На прошлой неделе подфартило прикупить для Леры бриллиантовую брошь с рубиновой осыпью. Обезумевшая от голода старуха отдала её за буханку хлеба, а потом едва не целовала ему руки в благодарность.
Кулёк с сахаром Гришин спрятал во внутренний карман пальто, чтоб по дороге не вырвали беспризорники. Сначала надо зайти домой, передохнуть, подкрепиться, а потом сходить в госпиталь к Лерочке, отнести ей сахарку. Сахар она возьмёт, потому что успела наголодаться на пайке хлеба.
К воротам госпиталя Гришин пришёл после полудня, торопясь успеть до начала обстрела. Обогнув вереницу машин с красными крестами, он шагнул в проходную, забитую женщинами и детьми.
Постового на пропускном пункте он знал, поэтому в очередь не встал, а сразу подошёл к окошку:
– Вызовите мне Калерию Гришину из хирургии.

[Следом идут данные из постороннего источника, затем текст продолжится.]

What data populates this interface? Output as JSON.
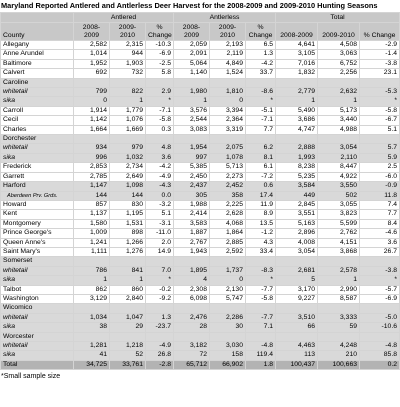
{
  "title": "Maryland Reported Antlered and Antlerless Deer Harvest for the 2008-2009 and 2009-2010 Hunting Seasons",
  "columns": {
    "county": "County",
    "groups": [
      "Antlered",
      "Antlerless",
      "Total"
    ],
    "sub": [
      "2008-2009",
      "2009-2010",
      "% Change"
    ]
  },
  "counties": [
    {
      "name": "Allegany",
      "values": [
        "2,582",
        "2,315",
        "-10.3",
        "2,059",
        "2,193",
        "6.5",
        "4,641",
        "4,508",
        "-2.9"
      ]
    },
    {
      "name": "Anne Arundel",
      "values": [
        "1,014",
        "944",
        "-6.9",
        "2,091",
        "2,119",
        "1.3",
        "3,105",
        "3,063",
        "-1.4"
      ]
    },
    {
      "name": "Baltimore",
      "values": [
        "1,952",
        "1,903",
        "-2.5",
        "5,064",
        "4,849",
        "-4.2",
        "7,016",
        "6,752",
        "-3.8"
      ]
    },
    {
      "name": "Calvert",
      "values": [
        "692",
        "732",
        "5.8",
        "1,140",
        "1,524",
        "33.7",
        "1,832",
        "2,256",
        "23.1"
      ]
    },
    {
      "name": "Caroline",
      "subrows": [
        {
          "label": "whitetail",
          "values": [
            "799",
            "822",
            "2.9",
            "1,980",
            "1,810",
            "-8.6",
            "2,779",
            "2,632",
            "-5.3"
          ]
        },
        {
          "label": "sika",
          "values": [
            "0",
            "1",
            "*",
            "1",
            "0",
            "*",
            "1",
            "1",
            "*"
          ]
        }
      ]
    },
    {
      "name": "Carroll",
      "values": [
        "1,914",
        "1,779",
        "-7.1",
        "3,576",
        "3,394",
        "-5.1",
        "5,490",
        "5,173",
        "-5.8"
      ]
    },
    {
      "name": "Cecil",
      "values": [
        "1,142",
        "1,076",
        "-5.8",
        "2,544",
        "2,364",
        "-7.1",
        "3,686",
        "3,440",
        "-6.7"
      ]
    },
    {
      "name": "Charles",
      "values": [
        "1,664",
        "1,669",
        "0.3",
        "3,083",
        "3,319",
        "7.7",
        "4,747",
        "4,988",
        "5.1"
      ]
    },
    {
      "name": "Dorchester",
      "subrows": [
        {
          "label": "whitetail",
          "values": [
            "934",
            "979",
            "4.8",
            "1,954",
            "2,075",
            "6.2",
            "2,888",
            "3,054",
            "5.7"
          ]
        },
        {
          "label": "sika",
          "values": [
            "996",
            "1,032",
            "3.6",
            "997",
            "1,078",
            "8.1",
            "1,993",
            "2,110",
            "5.9"
          ]
        }
      ]
    },
    {
      "name": "Frederick",
      "values": [
        "2,853",
        "2,734",
        "-4.2",
        "5,385",
        "5,713",
        "6.1",
        "8,238",
        "8,447",
        "2.5"
      ]
    },
    {
      "name": "Garrett",
      "values": [
        "2,785",
        "2,649",
        "-4.9",
        "2,450",
        "2,273",
        "-7.2",
        "5,235",
        "4,922",
        "-6.0"
      ]
    },
    {
      "name": "Harford",
      "values": [
        "1,147",
        "1,098",
        "-4.3",
        "2,437",
        "2,452",
        "0.6",
        "3,584",
        "3,550",
        "-0.9"
      ],
      "subrows": [
        {
          "label": "Aberdeen Prv. Grds.",
          "values": [
            "144",
            "144",
            "0.0",
            "305",
            "358",
            "17.4",
            "449",
            "502",
            "11.8"
          ]
        }
      ]
    },
    {
      "name": "Howard",
      "values": [
        "857",
        "830",
        "-3.2",
        "1,988",
        "2,225",
        "11.9",
        "2,845",
        "3,055",
        "7.4"
      ]
    },
    {
      "name": "Kent",
      "values": [
        "1,137",
        "1,195",
        "5.1",
        "2,414",
        "2,628",
        "8.9",
        "3,551",
        "3,823",
        "7.7"
      ]
    },
    {
      "name": "Montgomery",
      "values": [
        "1,580",
        "1,531",
        "-3.1",
        "3,583",
        "4,068",
        "13.5",
        "5,163",
        "5,599",
        "8.4"
      ]
    },
    {
      "name": "Prince George's",
      "values": [
        "1,009",
        "898",
        "-11.0",
        "1,887",
        "1,864",
        "-1.2",
        "2,896",
        "2,762",
        "-4.6"
      ]
    },
    {
      "name": "Queen Anne's",
      "values": [
        "1,241",
        "1,266",
        "2.0",
        "2,767",
        "2,885",
        "4.3",
        "4,008",
        "4,151",
        "3.6"
      ]
    },
    {
      "name": "Saint Mary's",
      "values": [
        "1,111",
        "1,276",
        "14.9",
        "1,943",
        "2,592",
        "33.4",
        "3,054",
        "3,868",
        "26.7"
      ]
    },
    {
      "name": "Somerset",
      "subrows": [
        {
          "label": "whitetail",
          "values": [
            "786",
            "841",
            "7.0",
            "1,895",
            "1,737",
            "-8.3",
            "2,681",
            "2,578",
            "-3.8"
          ]
        },
        {
          "label": "sika",
          "values": [
            "1",
            "1",
            "*",
            "4",
            "0",
            "*",
            "5",
            "1",
            "*"
          ]
        }
      ]
    },
    {
      "name": "Talbot",
      "values": [
        "862",
        "860",
        "-0.2",
        "2,308",
        "2,130",
        "-7.7",
        "3,170",
        "2,990",
        "-5.7"
      ]
    },
    {
      "name": "Washington",
      "values": [
        "3,129",
        "2,840",
        "-9.2",
        "6,098",
        "5,747",
        "-5.8",
        "9,227",
        "8,587",
        "-6.9"
      ]
    },
    {
      "name": "Wicomico",
      "subrows": [
        {
          "label": "whitetail",
          "values": [
            "1,034",
            "1,047",
            "1.3",
            "2,476",
            "2,286",
            "-7.7",
            "3,510",
            "3,333",
            "-5.0"
          ]
        },
        {
          "label": "sika",
          "values": [
            "38",
            "29",
            "-23.7",
            "28",
            "30",
            "7.1",
            "66",
            "59",
            "-10.6"
          ]
        }
      ]
    },
    {
      "name": "Worcester",
      "subrows": [
        {
          "label": "whitetail",
          "values": [
            "1,281",
            "1,218",
            "-4.9",
            "3,182",
            "3,030",
            "-4.8",
            "4,463",
            "4,248",
            "-4.8"
          ]
        },
        {
          "label": "sika",
          "values": [
            "41",
            "52",
            "26.8",
            "72",
            "158",
            "119.4",
            "113",
            "210",
            "85.8"
          ]
        }
      ]
    }
  ],
  "total": {
    "label": "Total",
    "values": [
      "34,725",
      "33,761",
      "-2.8",
      "65,712",
      "66,902",
      "1.8",
      "100,437",
      "100,663",
      "0.2"
    ]
  },
  "footnote": "*Small sample size"
}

Дежурный рядовой со скуластым монгольским лицом долго крутил ручку коммутатора, с кем-то разговаривал, а потом развёл руками:
– Нет Гришиной. Откомандирована в действующие войска.
– Как?
Над Михаилом Михайловичем словно смерть пролетела. Страшные слова осиновым колом засели в сердце. Сочетание «Лера и фронт» стояло за гранью его налаженного бытия, выстроенного так, чтобы суметь остаться в живых при любых обстоятельствах. Прислонившись к стойке, Михаил Михайлович стал медленно сползать вниз, пока не уткнулся коленями в чьи-то валенки с привязанными верёвочкой галошами.
– Умер, что ли? – с вопросительной интонацией произнёс женский голос над его головой.
А другой, старушечий, в ответ прошамкал:
– Да нет, вроде живой. Посмотрите, какой он упитанный, такой не помрёт.
Две женщины, старая и молодая, подняли его под руки и помогли выйти на улицу.
От лютого холода в груди замерзало дыхание. Вдоль занесённых снегом улиц стояли обломки домов с обвалившимися стенами. На одном из этажей, зацепившись за край, висела гармонь-трёхрядка. Раньше Гришин старался не обращать внимания на следы войны, а теперь они словно вынырнули из тумана, напоминая о смерти под бомбами и снарядами. Если Лера погибнет, то купленные бриллианты, запас продовольствия, ленинградская квартира и в целом сытая, спокойная жизнь не имеют ровно никакого значения. Не так он воспитал дочь, как надо. Совсем не так. Умные девушки под пули не лезут.